The Catechism of the Catholic Church, which I tend to take seriously, has this to say about the role of government in society:

The political community has a duty to honor the family, to assist it, and to ensure especially:
. . . . . . . . . . . . . . .
- in keeping with the country’s institutions, the right to medical care, assistance for the aged, and family benefits;
- the protection of security and health . . . (2211)
We have failed on these measures—and I hope that no one will be pharisaical enough to claim that we’ve got an “out” because our neglect of our duty is “in keeping with [our] institutions.” If ensuring that health care is available to all is socialism, the Catechism is socialist, its promulgator, The Blessed Pope John Paul, was a socialist, and I am, indeed, a socialist as well.

What the Catechism describes is the moral minimum we should set ourselves. And I don’t see how it can be achieved without universal health care.

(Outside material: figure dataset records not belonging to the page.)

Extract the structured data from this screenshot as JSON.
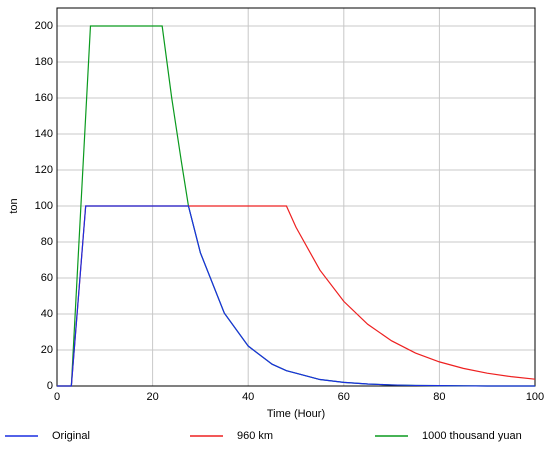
{
  "chart_data": {
    "type": "line",
    "x_label": "Time (Hour)",
    "y_label": "ton",
    "x": [
      0,
      3,
      6,
      7,
      10,
      15,
      20,
      22,
      24,
      26,
      27.5,
      30,
      35,
      40,
      45,
      48,
      50,
      55,
      60,
      65,
      70,
      75,
      80,
      85,
      90,
      95,
      100
    ],
    "series": [
      {
        "name": "1000 thousand yuan",
        "color": "#0a9a1e",
        "values": [
          0,
          0,
          150,
          200,
          200,
          200,
          200,
          200,
          160,
          125,
          100,
          74,
          40.5,
          22.2,
          12.1,
          8.5,
          7.1,
          3.6,
          2.0,
          1.1,
          0.6,
          0.3,
          0.2,
          0.1,
          0,
          0,
          0
        ]
      },
      {
        "name": "960 km",
        "color": "#ee2020",
        "values": [
          0,
          0,
          100,
          100,
          100,
          100,
          100,
          100,
          100,
          100,
          100,
          100,
          100,
          100,
          100,
          100,
          88.2,
          64.4,
          47,
          34.3,
          25.1,
          18.3,
          13.4,
          9.8,
          7.1,
          5.2,
          3.8
        ]
      },
      {
        "name": "Original",
        "color": "#1a2ee0",
        "values": [
          0,
          0,
          100,
          100,
          100,
          100,
          100,
          100,
          100,
          100,
          100,
          74,
          40.5,
          22.2,
          12.1,
          8.5,
          7.1,
          3.6,
          2.0,
          1.1,
          0.6,
          0.3,
          0.2,
          0.1,
          0,
          0,
          0
        ]
      }
    ],
    "legend_order": [
      2,
      1,
      0
    ],
    "xlim": [
      0,
      100
    ],
    "xticks": [
      0,
      20,
      40,
      60,
      80,
      100
    ],
    "ylim": [
      0,
      210
    ],
    "yticks": [
      0,
      20,
      40,
      60,
      80,
      100,
      120,
      140,
      160,
      180,
      200
    ],
    "grid": true
  }
}
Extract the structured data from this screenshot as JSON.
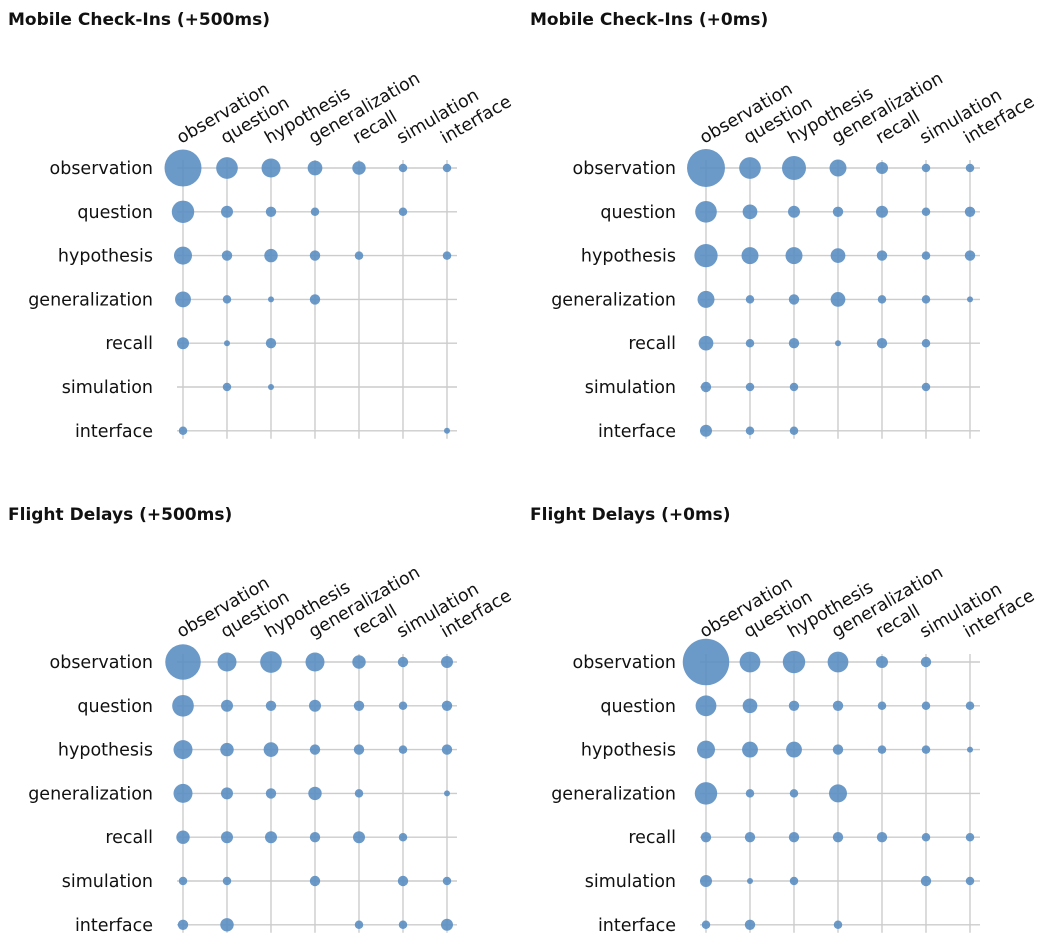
{
  "chart_data": [
    {
      "type": "scatter",
      "title": "Mobile Check-Ins (+500ms)",
      "rows": [
        "observation",
        "question",
        "hypothesis",
        "generalization",
        "recall",
        "simulation",
        "interface"
      ],
      "columns": [
        "observation",
        "question",
        "hypothesis",
        "generalization",
        "recall",
        "simulation",
        "interface"
      ],
      "grid": true,
      "point_color": "#5b8ec2",
      "grid_color": "#cccccc",
      "values": [
        [
          38,
          13,
          10,
          6,
          5,
          2,
          2
        ],
        [
          14,
          4,
          3,
          2,
          0,
          2,
          0
        ],
        [
          9,
          3,
          5,
          3,
          2,
          0,
          2
        ],
        [
          7,
          2,
          1,
          3,
          0,
          0,
          0
        ],
        [
          4,
          1,
          3,
          0,
          0,
          0,
          0
        ],
        [
          0,
          2,
          1,
          0,
          0,
          0,
          0
        ],
        [
          2,
          0,
          0,
          0,
          0,
          0,
          1
        ]
      ]
    },
    {
      "type": "scatter",
      "title": "Mobile Check-Ins (+0ms)",
      "rows": [
        "observation",
        "question",
        "hypothesis",
        "generalization",
        "recall",
        "simulation",
        "interface"
      ],
      "columns": [
        "observation",
        "question",
        "hypothesis",
        "generalization",
        "recall",
        "simulation",
        "interface"
      ],
      "grid": true,
      "point_color": "#5b8ec2",
      "grid_color": "#cccccc",
      "values": [
        [
          40,
          13,
          16,
          8,
          4,
          2,
          2
        ],
        [
          13,
          6,
          4,
          3,
          4,
          2,
          3
        ],
        [
          15,
          8,
          8,
          6,
          3,
          2,
          3
        ],
        [
          8,
          2,
          3,
          6,
          2,
          2,
          1
        ],
        [
          6,
          2,
          3,
          1,
          3,
          2,
          0
        ],
        [
          3,
          2,
          2,
          0,
          0,
          2,
          0
        ],
        [
          4,
          2,
          2,
          0,
          0,
          0,
          0
        ]
      ]
    },
    {
      "type": "scatter",
      "title": "Flight Delays (+500ms)",
      "rows": [
        "observation",
        "question",
        "hypothesis",
        "generalization",
        "recall",
        "simulation",
        "interface"
      ],
      "columns": [
        "observation",
        "question",
        "hypothesis",
        "generalization",
        "recall",
        "simulation",
        "interface"
      ],
      "grid": true,
      "point_color": "#5b8ec2",
      "grid_color": "#cccccc",
      "values": [
        [
          35,
          10,
          13,
          10,
          5,
          3,
          4
        ],
        [
          13,
          4,
          3,
          4,
          3,
          2,
          3
        ],
        [
          10,
          5,
          6,
          3,
          3,
          2,
          3
        ],
        [
          10,
          4,
          3,
          5,
          2,
          0,
          1
        ],
        [
          5,
          4,
          4,
          3,
          4,
          2,
          0
        ],
        [
          2,
          2,
          0,
          3,
          0,
          3,
          2
        ],
        [
          3,
          5,
          0,
          0,
          2,
          2,
          4
        ]
      ]
    },
    {
      "type": "scatter",
      "title": "Flight Delays (+0ms)",
      "rows": [
        "observation",
        "question",
        "hypothesis",
        "generalization",
        "recall",
        "simulation",
        "interface"
      ],
      "columns": [
        "observation",
        "question",
        "hypothesis",
        "generalization",
        "recall",
        "simulation",
        "interface"
      ],
      "grid": true,
      "point_color": "#5b8ec2",
      "grid_color": "#cccccc",
      "values": [
        [
          60,
          12,
          14,
          12,
          4,
          3,
          0
        ],
        [
          12,
          6,
          3,
          3,
          2,
          2,
          2
        ],
        [
          9,
          7,
          7,
          3,
          2,
          2,
          1
        ],
        [
          14,
          2,
          2,
          9,
          0,
          0,
          0
        ],
        [
          3,
          3,
          3,
          3,
          3,
          2,
          2
        ],
        [
          4,
          1,
          2,
          0,
          0,
          3,
          2
        ],
        [
          2,
          3,
          0,
          2,
          0,
          0,
          0
        ]
      ]
    }
  ]
}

The practical minimum we should set is that we provide universal care with as much efficiency as possible. Physicians should not spend their days arguing with insurance companies. Patients should not spend their convalescence figuring out “explanations of benefits” and dealing with dunning robo-calls from providers.

The system called Obamacare may do something to provide the minimum level of coverage for all. I do not see how it will address most of the practical problems. It has adopted the current unwieldy structure and added a new level of complexity to it. As the problems with the website show, we have just expanded a Rube Goldberg contraption with a few more shoots and pulleys instead of figuring out the simplest way of putting the ball in the bucket.

No one has ever given me a satisfactory answer to the question, “What value do insurance companies add to the health care system? “They do not make it more efficient. They do not make it easier for the physician to formulate and carry out his treatment plan. They do not make it simple for the patient to keep track of either his medical records or his medical bills. They do, however, put a lot of money that might pay for medical care and place it in the pockets of the executives and shareholders of insurance companies.

I would never want a state-run health care system, such as the British NHS was at its height. I would like a single payer system, where one entity negotiates with private health-care providers and pays the bills. They have that system in Canada, and it works quite well. We, in fact, have it here in America, and it works, too. We call it Medicare.

Medicare, however, generally only covers those of retirement age. Why can’t we simply expand it to all? I cannot help noticing that those groups who oppose “Obamacare” most vociferously are made up disproportionately of people eligible for Medicare, but they do not clamor for that “socialist” system’s abolition.

What do I want? I want a single card for all my health coverage. I want a single website for all my medical records, appointments, and communications with providers. I want the providers to be able to share information efficiently so that I don’t get the same test in three offices. I want to pay for my share of the total cost of medical care through my taxes. I am happy to be charged reasonable co-pays, especially for missed appointments, since people do not value what they do not pay for and investment in the process encourages patient compliance. And I want the people now working in the health insurance companies and medical billing offices to find new careers in fields that might actually increase the stock of human happiness.

That does not seem to me to be a radical plan. I could go on to describe how it would be better for business if they were freed from the burden of supplying health care for their employees—or the stigma of denying it to them. But I have another form to fill out in order to get the supplemental coverage that will pay more of my hospital bill because my kidney problem was cancer and not hepatitis. But if there is a reason you can insure yourself against cancer but not against infection, I have yet to figure out what it could be.